I used to believe that people could be just bad or just good. That’s part of the idealism I was raised to believe in. It took me decades to recognize that people are just people. Some really are bad people, but that doesn’t mean they kick every dog they see. Some really are good, but that doesn’t mean they never make mistakes or do selfish, harmful things.

I used to believe I was useless. I was always holding myself up against people I saw as icons, and was crushed to realize I’d never live up to those standards, whether they were successful with money, had physical skills, or did wildly creative things. Finding a way to still contribute and feel good about the contribution is hard when you’ve been told since you were a kid that if you’re not the shining son, the star athlete, the top earner, the leader, you’re nothing. I ’m glad that I can see my value now, and particularly glad that I’m not in much danger of overstating my value. I am who I am, doing what I can.

It seems I’ve gone from being a confused idealist to being a guarded optimist.
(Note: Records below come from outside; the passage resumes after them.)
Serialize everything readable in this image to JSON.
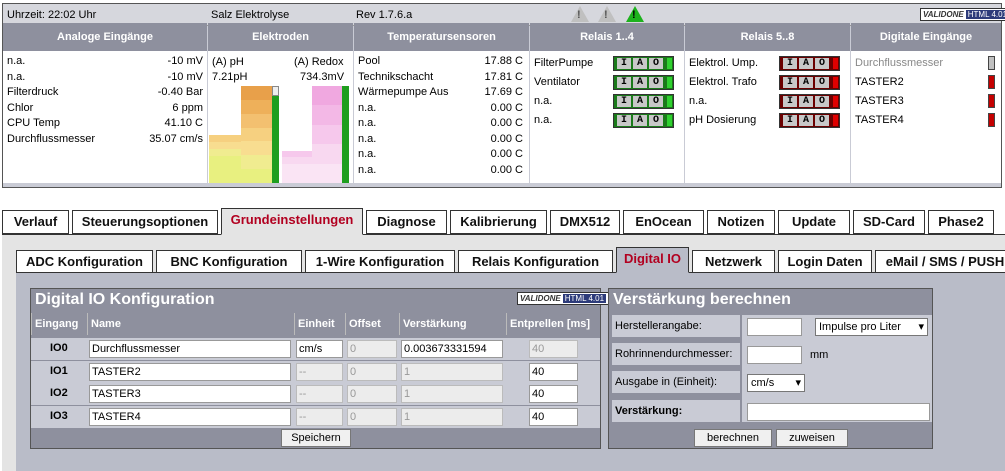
{
  "status": {
    "time": "Uhrzeit: 22:02 Uhr",
    "mode": "Salz Elektrolyse",
    "rev": "Rev 1.7.6.a",
    "validator": {
      "v1": "VALIDONE",
      "v2": "HTML 4.01"
    }
  },
  "analog": {
    "header": "Analoge Eingänge",
    "rows": [
      {
        "label": "n.a.",
        "value": "-10 mV"
      },
      {
        "label": "n.a.",
        "value": "-10 mV"
      },
      {
        "label": "Filterdruck",
        "value": "-0.40 Bar"
      },
      {
        "label": "Chlor",
        "value": "6 ppm"
      },
      {
        "label": "CPU Temp",
        "value": "41.10 C"
      },
      {
        "label": "Durchflussmesser",
        "value": "35.07 cm/s"
      }
    ]
  },
  "electrodes": {
    "header": "Elektroden",
    "ph_label": "(A) pH",
    "ph_value": "7.21pH",
    "redox_label": "(A) Redox",
    "redox_value": "734.3mV",
    "colors": {
      "ph": [
        "#e8a04a",
        "#eeb05a",
        "#f3c070",
        "#f6d080",
        "#f8dd90",
        "#f0ec90",
        "#e8f080"
      ],
      "redox": [
        "#f0a8e0",
        "#f3b8e6",
        "#f6c8ec",
        "#f8d8f0",
        "#fae4f4"
      ],
      "level": "#1f9e1f"
    }
  },
  "temps": {
    "header": "Temperatursensoren",
    "rows": [
      {
        "label": "Pool",
        "value": "17.88 C"
      },
      {
        "label": "Technikschacht",
        "value": "17.81 C"
      },
      {
        "label": "Wärmepumpe Aus",
        "value": "17.69 C"
      },
      {
        "label": "n.a.",
        "value": "0.00 C"
      },
      {
        "label": "n.a.",
        "value": "0.00 C"
      },
      {
        "label": "n.a.",
        "value": "0.00 C"
      },
      {
        "label": "n.a.",
        "value": "0.00 C"
      },
      {
        "label": "n.a.",
        "value": "0.00 C"
      }
    ]
  },
  "relais14": {
    "header": "Relais 1..4",
    "rows": [
      {
        "label": "FilterPumpe",
        "state": "on"
      },
      {
        "label": "Ventilator",
        "state": "on"
      },
      {
        "label": "n.a.",
        "state": "on"
      },
      {
        "label": "n.a.",
        "state": "on"
      }
    ]
  },
  "relais58": {
    "header": "Relais 5..8",
    "rows": [
      {
        "label": "Elektrol. Ump.",
        "state": "off"
      },
      {
        "label": "Elektrol. Trafo",
        "state": "off"
      },
      {
        "label": "n.a.",
        "state": "off"
      },
      {
        "label": "pH Dosierung",
        "state": "off"
      }
    ]
  },
  "iao": {
    "i": "I",
    "a": "A",
    "o": "O"
  },
  "digital_inputs": {
    "header": "Digitale Eingänge",
    "rows": [
      {
        "label": "Durchflussmesser",
        "active": false
      },
      {
        "label": "TASTER2",
        "active": true
      },
      {
        "label": "TASTER3",
        "active": true
      },
      {
        "label": "TASTER4",
        "active": true
      }
    ]
  },
  "tabs": [
    "Verlauf",
    "Steuerungsoptionen",
    "Grundeinstellungen",
    "Diagnose",
    "Kalibrierung",
    "DMX512",
    "EnOcean",
    "Notizen",
    "Update",
    "SD-Card",
    "Phase2"
  ],
  "active_tab": "Grundeinstellungen",
  "subtabs": [
    "ADC Konfiguration",
    "BNC Konfiguration",
    "1-Wire Konfiguration",
    "Relais Konfiguration",
    "Digital IO",
    "Netzwerk",
    "Login Daten",
    "eMail / SMS / PUSH"
  ],
  "active_subtab": "Digital IO",
  "dio": {
    "title": "Digital IO Konfiguration",
    "columns": [
      "Eingang",
      "Name",
      "Einheit",
      "Offset",
      "Verstärkung",
      "Entprellen [ms]"
    ],
    "rows": [
      {
        "id": "IO0",
        "name": "Durchflussmesser",
        "unit": "cm/s",
        "offset": "0",
        "gain": "0.003673331594",
        "debounce": "40"
      },
      {
        "id": "IO1",
        "name": "TASTER2",
        "unit": "--",
        "offset": "0",
        "gain": "1",
        "debounce": "40"
      },
      {
        "id": "IO2",
        "name": "TASTER3",
        "unit": "--",
        "offset": "0",
        "gain": "1",
        "debounce": "40"
      },
      {
        "id": "IO3",
        "name": "TASTER4",
        "unit": "--",
        "offset": "0",
        "gain": "1",
        "debounce": "40"
      }
    ],
    "save": "Speichern"
  },
  "calc": {
    "title": "Verstärkung berechnen",
    "manufacturer_label": "Herstellerangabe:",
    "manufacturer_value": "",
    "manufacturer_unit": "Impulse pro Liter",
    "pipe_label": "Rohrinnendurchmesser:",
    "pipe_value": "",
    "pipe_unit": "mm",
    "output_label": "Ausgabe in (Einheit):",
    "output_unit": "cm/s",
    "gain_label": "Verstärkung:",
    "gain_value": "",
    "calc_button": "berechnen",
    "assign_button": "zuweisen"
  }
}
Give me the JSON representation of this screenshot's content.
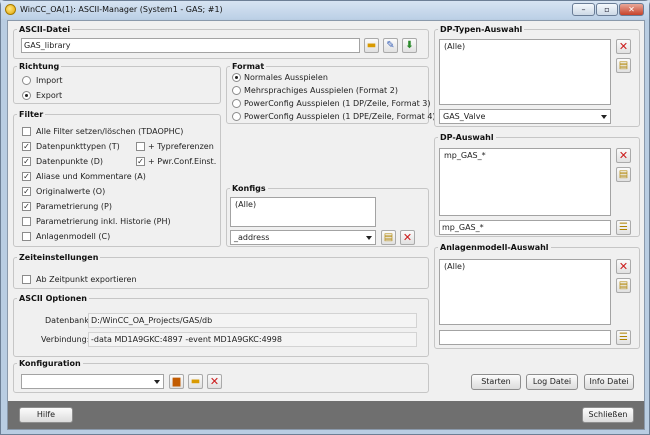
{
  "window": {
    "title": "WinCC_OA(1): ASCII-Manager (System1 - GAS; #1)",
    "min": "–",
    "max": "▫",
    "close": "✕"
  },
  "ascii_datei": {
    "legend": "ASCII-Datei",
    "value": "GAS_library"
  },
  "richtung": {
    "legend": "Richtung",
    "options": [
      "Import",
      "Export"
    ],
    "selected": "Export"
  },
  "format": {
    "legend": "Format",
    "options": [
      "Normales Ausspielen",
      "Mehrsprachiges Ausspielen (Format 2)",
      "PowerConfig Ausspielen (1 DP/Zeile, Format 3)",
      "PowerConfig Ausspielen (1 DPE/Zeile, Format 4)"
    ],
    "selected": "Normales Ausspielen"
  },
  "filter": {
    "legend": "Filter",
    "items": [
      {
        "label": "Alle Filter setzen/löschen (TDAOPHC)",
        "checked": false
      },
      {
        "label": "Datenpunkttypen (T)",
        "checked": true
      },
      {
        "label": "Datenpunkte (D)",
        "checked": true
      },
      {
        "label": "Aliase und Kommentare (A)",
        "checked": true
      },
      {
        "label": "Originalwerte (O)",
        "checked": true
      },
      {
        "label": "Parametrierung (P)",
        "checked": true
      },
      {
        "label": "Parametrierung inkl. Historie (PH)",
        "checked": false
      },
      {
        "label": "Anlagenmodell  (C)",
        "checked": false
      }
    ],
    "extra": [
      {
        "label": "+ Typreferenzen",
        "checked": false
      },
      {
        "label": "+ Pwr.Conf.Einst.",
        "checked": true
      }
    ]
  },
  "konfigs": {
    "legend": "Konfigs",
    "list": [
      "(Alle)"
    ],
    "combo_value": "_address"
  },
  "zeiteinstellungen": {
    "legend": "Zeiteinstellungen",
    "checkbox_label": "Ab Zeitpunkt exportieren",
    "checked": false
  },
  "ascii_optionen": {
    "legend": "ASCII Optionen",
    "datenbank_label": "Datenbank:",
    "datenbank_value": "D:/WinCC_OA_Projects/GAS/db",
    "verbindung_label": "Verbindung:",
    "verbindung_value": "-data MD1A9GKC:4897 -event MD1A9GKC:4998"
  },
  "konfiguration": {
    "legend": "Konfiguration",
    "combo_value": ""
  },
  "dp_typen": {
    "legend": "DP-Typen-Auswahl",
    "list": [
      "(Alle)"
    ],
    "combo_value": "GAS_Valve"
  },
  "dp_auswahl": {
    "legend": "DP-Auswahl",
    "list": [
      "mp_GAS_*"
    ],
    "input_value": "mp_GAS_*"
  },
  "anlagenmodell": {
    "legend": "Anlagenmodell-Auswahl",
    "list": [
      "(Alle)"
    ],
    "input_value": ""
  },
  "buttons": {
    "starten": "Starten",
    "log_datei": "Log Datei",
    "info_datei": "Info Datei",
    "hilfe": "Hilfe",
    "schliessen": "Schließen"
  },
  "icons": {
    "delete": "✕",
    "folder": "📂",
    "save": "💾",
    "notepad": "📋",
    "edit": "✎"
  }
}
I’ve gradually learned to distrust idealism. To recognize that calls for purity are always misguided because humans are not pure. People have gone out in masses and killed other people for thousands of years under the banner of purity, and it’s all a lie. It’s an infinite regress of the No True Scotsman fallacy. But I didn’t end up in despair. That’s my guarded optimism. I keep finding people who struggle against cruelty and greed and rage, both in society and in themselves, who aren’t true believers, aren’t fanatics, and aren’t perfect, but who keep trying. They give me heart. They give me a bit of hope that we can find our way out of the dark and frightening forest of the childhood of humanity (if only we can keep from killing ourselves in the meantime).